We are all familiar with the idea that behind the
directly-measurable acoustic patterns of speech there are moving parts
(whether these parts are formants, area functions, articulators or muscle-groups)
and that these parts are somehow under the influence of some linguistically-relevant
symbols that occur in sequence. Our goal is a model of speech patterns
that uses a small set of slowly-moving parameters, and in so doing deals
naturally with at least simple transitions and coarticulation. Potential
application areas include speech synthesis and automatic speech recognition.
We present a computational model of the relationship
between phones sequences and spectrograms that involves an intermediate
representation roughly equivalent to formant frequencies or articulator
positions. Each phone type is characterized by one or more target vectors
in this "latent phonetic space", plus time-constants that control simple
low-pass linear dynamics applied to the target sequence to produce a "hidden
dynamic state". The relationship between this state and the log power spectrum
is an instantaneous nonlinear function modeled by an MLP ("multi-layer
perceptron"). All the parameters of the system (MLP weights, targets
and time-constants) can be learnt by optimizing the fit of synthetic patterns
(the model's output given an aligned phonetic transcription) to real speech
spectrograms. The first derivative of the squared error with respect to
all the parameters can be computed quite easily, and gradient descent methods
can then be applied.
We find that the system is able to learn interesting
representations quite easily. For some purposes a few minutes of
speech are sufficient. There is no need for fancy initialization
methods (zeros and small random numbers work), but it is certainly possible
to initialize or fix some parts of the system to make it conform to particular
ideas.
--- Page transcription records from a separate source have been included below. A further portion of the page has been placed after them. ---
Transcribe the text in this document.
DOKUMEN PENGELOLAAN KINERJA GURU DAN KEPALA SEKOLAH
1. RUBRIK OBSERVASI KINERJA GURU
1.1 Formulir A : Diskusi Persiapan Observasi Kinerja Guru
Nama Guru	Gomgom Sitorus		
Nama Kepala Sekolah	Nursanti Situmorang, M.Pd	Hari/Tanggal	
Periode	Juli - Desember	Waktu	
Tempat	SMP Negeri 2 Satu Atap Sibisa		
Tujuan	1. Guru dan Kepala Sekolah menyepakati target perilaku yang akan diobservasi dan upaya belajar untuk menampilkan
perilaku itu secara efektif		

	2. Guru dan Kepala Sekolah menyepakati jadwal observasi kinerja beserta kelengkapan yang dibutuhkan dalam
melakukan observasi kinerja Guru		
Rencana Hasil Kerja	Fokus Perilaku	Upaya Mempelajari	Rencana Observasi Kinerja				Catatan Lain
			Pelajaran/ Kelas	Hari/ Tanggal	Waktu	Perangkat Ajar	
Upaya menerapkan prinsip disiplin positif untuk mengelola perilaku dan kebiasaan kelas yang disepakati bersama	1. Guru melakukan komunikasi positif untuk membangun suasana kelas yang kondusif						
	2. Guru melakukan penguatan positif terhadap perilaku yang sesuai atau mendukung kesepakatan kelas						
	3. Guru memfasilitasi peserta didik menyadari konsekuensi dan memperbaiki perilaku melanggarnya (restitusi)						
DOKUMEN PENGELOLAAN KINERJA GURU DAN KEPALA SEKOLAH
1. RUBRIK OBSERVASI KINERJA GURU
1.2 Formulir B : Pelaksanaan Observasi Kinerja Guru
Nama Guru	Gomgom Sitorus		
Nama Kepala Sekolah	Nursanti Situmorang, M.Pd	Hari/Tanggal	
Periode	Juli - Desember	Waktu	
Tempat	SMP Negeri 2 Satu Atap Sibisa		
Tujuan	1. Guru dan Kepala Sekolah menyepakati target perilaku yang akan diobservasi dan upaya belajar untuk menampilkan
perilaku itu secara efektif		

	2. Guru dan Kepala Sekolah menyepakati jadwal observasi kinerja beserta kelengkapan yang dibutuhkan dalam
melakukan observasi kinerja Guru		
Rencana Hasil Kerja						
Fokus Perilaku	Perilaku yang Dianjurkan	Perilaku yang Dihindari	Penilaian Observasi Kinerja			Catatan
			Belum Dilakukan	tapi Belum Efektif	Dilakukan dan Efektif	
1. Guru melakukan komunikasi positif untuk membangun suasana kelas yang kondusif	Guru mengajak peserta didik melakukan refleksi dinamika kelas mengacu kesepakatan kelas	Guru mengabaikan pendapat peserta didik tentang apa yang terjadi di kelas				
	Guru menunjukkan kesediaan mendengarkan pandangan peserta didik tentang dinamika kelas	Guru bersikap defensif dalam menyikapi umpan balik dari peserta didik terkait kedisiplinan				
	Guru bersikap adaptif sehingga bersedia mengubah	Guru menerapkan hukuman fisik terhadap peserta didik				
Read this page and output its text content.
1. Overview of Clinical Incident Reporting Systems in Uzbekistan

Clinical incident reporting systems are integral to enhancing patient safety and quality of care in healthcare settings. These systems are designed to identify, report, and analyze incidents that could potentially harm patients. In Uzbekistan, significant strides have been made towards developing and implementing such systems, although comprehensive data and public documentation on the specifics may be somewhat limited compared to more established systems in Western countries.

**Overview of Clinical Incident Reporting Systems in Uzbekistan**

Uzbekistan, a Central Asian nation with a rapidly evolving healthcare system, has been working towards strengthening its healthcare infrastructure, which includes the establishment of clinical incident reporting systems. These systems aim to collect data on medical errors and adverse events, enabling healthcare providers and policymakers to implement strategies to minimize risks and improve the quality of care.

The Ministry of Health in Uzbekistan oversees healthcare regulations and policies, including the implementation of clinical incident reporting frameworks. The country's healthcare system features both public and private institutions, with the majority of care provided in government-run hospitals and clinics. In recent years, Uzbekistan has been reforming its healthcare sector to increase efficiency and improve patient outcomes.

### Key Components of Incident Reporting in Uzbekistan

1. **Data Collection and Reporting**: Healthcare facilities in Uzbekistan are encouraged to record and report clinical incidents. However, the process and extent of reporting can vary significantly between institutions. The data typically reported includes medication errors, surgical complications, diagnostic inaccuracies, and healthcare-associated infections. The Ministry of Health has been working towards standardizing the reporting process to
For example a system with a six-dimensional hidden space can
have three of them fixed to be formant frequencies according to a favorite
synthesis-by-rule system, and the other dimensions will "take up the slack".
Or the MLP can be fixed to be an approximation to a known relationship
between articulator positions and spectrum shapes, and the system will
learn phonetic targets and dynamics.
We currently use only a very simple idea of phonetic
segments, but an extension could deal in features, perhaps with some asynchrony.
This work can be seen as a special case of an approach
first described by Raimo Bakis in 1991. The work of Li Deng is also
relevant. The most recent development was in a WS98 project at CLSP,
Johns Hopkins University in Summer 1998.